21:17 Recap: DW reporter Stefan Simons was shot at by police on Sunday, marking the second night in a row that law enforcement had deliberately targeted DW crew members with projectiles.

Simons, who was wearing a press jacket during both incidents, had identified himself as a journalist. Authorities also threatened to arrest him on Saturday.

This is not the first time that police have deliberately targeted members of the press. Last week, a CNN reporter was arrested while live on camera.

21:05 Outcry over the killing of George Floyd has gone international, with people taking to the streets in Berlin and London to show solidarity with US protesters. In Germany, soccer stars wore T-shirts and knelt in support. There have been protests outside the US embassy in Berlin while others are taking to art to express their solidarity.

21:00 Authorities in New York City imposed a curfew starting at 11:00 pm local time (0300 UTC) and ending at 05:00 am.
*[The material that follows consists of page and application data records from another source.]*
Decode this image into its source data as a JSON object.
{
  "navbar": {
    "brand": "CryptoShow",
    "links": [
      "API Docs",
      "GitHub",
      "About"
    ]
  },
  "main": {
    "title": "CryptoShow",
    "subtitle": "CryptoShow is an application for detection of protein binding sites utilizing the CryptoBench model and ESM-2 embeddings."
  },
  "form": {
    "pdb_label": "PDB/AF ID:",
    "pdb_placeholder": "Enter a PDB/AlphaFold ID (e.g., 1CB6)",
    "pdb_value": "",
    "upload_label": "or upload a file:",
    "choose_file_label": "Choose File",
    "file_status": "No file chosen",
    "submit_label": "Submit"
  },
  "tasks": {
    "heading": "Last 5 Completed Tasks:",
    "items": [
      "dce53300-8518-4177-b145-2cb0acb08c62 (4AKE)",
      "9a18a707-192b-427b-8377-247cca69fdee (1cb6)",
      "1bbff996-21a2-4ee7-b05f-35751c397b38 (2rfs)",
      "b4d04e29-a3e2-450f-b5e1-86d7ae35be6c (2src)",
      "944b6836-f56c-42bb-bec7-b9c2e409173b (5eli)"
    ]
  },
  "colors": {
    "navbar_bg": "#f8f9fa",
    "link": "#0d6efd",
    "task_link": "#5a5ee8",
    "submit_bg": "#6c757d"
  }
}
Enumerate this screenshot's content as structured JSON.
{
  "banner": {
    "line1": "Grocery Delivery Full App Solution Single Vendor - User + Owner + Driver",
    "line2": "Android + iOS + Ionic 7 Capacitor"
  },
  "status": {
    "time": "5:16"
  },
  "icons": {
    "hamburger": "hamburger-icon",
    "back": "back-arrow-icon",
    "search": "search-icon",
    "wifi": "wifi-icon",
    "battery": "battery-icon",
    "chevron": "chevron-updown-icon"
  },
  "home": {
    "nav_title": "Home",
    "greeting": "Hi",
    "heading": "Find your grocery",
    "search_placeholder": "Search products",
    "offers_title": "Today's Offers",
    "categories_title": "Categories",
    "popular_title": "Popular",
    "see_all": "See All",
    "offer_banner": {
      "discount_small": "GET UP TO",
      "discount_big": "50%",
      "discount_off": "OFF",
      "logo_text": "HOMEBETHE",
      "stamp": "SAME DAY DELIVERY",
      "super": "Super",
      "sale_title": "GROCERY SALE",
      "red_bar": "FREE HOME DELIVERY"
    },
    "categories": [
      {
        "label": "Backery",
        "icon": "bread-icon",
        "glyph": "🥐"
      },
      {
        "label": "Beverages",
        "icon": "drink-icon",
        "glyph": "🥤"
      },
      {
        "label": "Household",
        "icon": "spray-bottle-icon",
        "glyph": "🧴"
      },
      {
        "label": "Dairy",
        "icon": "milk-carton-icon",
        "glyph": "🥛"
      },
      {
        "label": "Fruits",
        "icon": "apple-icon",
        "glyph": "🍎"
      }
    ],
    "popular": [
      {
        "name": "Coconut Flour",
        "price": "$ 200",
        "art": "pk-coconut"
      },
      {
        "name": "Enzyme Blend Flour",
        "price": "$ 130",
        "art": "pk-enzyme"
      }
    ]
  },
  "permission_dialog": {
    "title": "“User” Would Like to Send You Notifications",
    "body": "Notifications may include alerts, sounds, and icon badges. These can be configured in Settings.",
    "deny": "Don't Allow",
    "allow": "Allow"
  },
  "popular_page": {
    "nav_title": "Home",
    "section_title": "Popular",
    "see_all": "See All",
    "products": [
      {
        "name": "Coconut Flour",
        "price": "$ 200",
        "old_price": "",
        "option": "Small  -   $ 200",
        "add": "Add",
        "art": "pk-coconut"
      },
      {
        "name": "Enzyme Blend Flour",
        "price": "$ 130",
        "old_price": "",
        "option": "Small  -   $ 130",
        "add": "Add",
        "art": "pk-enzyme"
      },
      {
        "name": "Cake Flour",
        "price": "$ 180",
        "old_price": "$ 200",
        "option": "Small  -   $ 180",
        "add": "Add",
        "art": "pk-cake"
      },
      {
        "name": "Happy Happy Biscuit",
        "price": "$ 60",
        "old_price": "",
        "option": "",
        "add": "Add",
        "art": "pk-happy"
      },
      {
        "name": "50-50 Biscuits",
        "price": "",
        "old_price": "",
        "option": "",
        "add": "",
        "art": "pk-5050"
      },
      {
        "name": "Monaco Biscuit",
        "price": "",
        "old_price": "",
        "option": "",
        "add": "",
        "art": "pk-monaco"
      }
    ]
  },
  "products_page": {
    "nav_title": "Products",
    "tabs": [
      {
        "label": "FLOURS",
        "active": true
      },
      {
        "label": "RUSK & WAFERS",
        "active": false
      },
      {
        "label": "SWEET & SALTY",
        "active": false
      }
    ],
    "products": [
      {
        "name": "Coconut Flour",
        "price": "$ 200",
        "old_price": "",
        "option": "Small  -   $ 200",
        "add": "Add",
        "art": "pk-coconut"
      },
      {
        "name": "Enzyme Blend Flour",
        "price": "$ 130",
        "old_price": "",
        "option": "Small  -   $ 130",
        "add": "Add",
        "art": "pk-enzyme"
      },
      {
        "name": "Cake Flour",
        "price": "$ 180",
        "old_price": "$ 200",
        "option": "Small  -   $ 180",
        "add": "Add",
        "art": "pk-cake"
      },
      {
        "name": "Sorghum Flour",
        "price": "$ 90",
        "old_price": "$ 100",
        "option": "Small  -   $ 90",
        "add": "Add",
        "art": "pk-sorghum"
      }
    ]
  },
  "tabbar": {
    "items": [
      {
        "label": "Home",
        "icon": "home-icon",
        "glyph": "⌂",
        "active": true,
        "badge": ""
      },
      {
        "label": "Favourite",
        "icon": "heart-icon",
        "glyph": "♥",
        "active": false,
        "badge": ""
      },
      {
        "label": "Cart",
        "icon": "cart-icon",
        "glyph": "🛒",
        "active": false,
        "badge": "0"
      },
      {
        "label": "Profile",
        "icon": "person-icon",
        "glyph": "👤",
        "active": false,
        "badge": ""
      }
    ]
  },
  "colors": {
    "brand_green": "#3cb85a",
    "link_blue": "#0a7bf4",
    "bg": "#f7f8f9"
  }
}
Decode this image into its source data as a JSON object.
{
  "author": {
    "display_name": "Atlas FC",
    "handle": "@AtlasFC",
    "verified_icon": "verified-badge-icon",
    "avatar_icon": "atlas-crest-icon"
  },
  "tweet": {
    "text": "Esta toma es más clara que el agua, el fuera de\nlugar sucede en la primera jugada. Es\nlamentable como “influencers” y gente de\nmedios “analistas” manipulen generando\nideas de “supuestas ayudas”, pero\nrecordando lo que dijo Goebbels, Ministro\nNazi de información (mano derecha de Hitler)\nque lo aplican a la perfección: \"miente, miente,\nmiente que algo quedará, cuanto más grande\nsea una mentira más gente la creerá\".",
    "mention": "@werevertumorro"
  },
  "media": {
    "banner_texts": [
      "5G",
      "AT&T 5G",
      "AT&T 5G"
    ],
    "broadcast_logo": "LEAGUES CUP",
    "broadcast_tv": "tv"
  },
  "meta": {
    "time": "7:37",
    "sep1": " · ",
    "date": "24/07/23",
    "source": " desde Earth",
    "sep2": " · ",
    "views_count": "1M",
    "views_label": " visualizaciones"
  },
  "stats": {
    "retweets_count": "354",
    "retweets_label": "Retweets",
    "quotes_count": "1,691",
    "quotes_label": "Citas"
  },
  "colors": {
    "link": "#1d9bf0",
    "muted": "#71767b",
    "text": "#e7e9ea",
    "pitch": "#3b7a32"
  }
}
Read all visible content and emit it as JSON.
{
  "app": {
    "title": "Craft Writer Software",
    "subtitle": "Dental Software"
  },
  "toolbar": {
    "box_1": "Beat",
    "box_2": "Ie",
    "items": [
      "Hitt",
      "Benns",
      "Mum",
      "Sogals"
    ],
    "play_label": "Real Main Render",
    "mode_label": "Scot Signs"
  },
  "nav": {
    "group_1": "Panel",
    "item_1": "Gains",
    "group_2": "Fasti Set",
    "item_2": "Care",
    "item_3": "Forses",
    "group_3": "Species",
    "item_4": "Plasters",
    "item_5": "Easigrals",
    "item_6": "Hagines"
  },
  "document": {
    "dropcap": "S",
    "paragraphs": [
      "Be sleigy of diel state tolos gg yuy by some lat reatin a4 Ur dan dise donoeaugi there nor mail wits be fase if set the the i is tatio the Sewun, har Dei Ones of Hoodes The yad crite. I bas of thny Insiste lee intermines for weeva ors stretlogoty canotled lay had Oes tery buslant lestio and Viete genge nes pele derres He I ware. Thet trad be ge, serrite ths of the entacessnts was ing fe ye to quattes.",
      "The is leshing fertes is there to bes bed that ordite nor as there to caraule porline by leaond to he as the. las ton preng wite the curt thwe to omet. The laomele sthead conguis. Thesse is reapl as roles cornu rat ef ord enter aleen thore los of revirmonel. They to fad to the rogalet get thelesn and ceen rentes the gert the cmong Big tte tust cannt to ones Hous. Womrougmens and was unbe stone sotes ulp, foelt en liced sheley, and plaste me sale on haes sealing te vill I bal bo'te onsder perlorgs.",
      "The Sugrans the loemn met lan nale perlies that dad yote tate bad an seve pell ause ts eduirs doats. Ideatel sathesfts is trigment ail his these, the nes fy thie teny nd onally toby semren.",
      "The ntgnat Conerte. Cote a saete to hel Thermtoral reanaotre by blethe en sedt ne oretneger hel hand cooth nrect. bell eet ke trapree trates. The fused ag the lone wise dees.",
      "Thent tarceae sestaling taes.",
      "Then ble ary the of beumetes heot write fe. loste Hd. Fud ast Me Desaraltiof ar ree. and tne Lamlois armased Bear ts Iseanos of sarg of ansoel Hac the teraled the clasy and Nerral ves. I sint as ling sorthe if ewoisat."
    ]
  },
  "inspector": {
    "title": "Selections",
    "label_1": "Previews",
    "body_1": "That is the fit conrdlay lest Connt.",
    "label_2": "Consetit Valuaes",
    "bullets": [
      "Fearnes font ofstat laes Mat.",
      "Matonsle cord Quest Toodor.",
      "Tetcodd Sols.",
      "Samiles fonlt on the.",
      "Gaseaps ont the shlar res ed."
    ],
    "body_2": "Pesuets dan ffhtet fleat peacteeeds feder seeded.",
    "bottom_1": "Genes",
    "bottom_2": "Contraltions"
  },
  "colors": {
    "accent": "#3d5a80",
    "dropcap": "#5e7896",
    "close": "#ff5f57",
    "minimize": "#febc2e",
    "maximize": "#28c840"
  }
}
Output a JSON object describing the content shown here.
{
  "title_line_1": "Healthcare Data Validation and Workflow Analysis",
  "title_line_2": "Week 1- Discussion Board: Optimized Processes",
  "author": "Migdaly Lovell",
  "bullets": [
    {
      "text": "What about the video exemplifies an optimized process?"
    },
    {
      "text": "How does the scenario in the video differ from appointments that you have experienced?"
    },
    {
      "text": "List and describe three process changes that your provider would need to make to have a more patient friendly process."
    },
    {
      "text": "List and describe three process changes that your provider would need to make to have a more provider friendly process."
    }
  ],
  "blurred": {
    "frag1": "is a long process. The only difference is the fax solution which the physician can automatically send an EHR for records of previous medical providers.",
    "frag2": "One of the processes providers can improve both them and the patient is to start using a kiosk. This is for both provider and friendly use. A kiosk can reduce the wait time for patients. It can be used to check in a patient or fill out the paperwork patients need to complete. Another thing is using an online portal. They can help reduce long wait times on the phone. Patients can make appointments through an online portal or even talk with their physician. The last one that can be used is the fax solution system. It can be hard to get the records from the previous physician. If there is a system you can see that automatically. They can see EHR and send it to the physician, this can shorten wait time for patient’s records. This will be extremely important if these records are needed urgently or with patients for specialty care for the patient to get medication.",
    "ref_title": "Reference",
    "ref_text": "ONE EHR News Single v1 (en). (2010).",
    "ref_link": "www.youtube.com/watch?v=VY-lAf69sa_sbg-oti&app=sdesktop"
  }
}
New York Governor Andrew Cuomo made the announcement along with New York City Mayor Bill de Blasio, who said he had spoken to the city’s top law enforcement agent about “officers [who] didn’t uphold the values of this city and of the NYPD.”

Read more: US cities impose curfews as anti-police brutality protests persist

Cuomo, however, turned his attention to rioting that occurred in parts of the city over the weekend.

“I stand behind the protesters and their message, but unfortunately there are people who are looking to distract and discredit this moment,” said Cuomo. “The violence and the looting has been bad for the city, the state and this entire national movement, undermining and distracting from this righteous cause.”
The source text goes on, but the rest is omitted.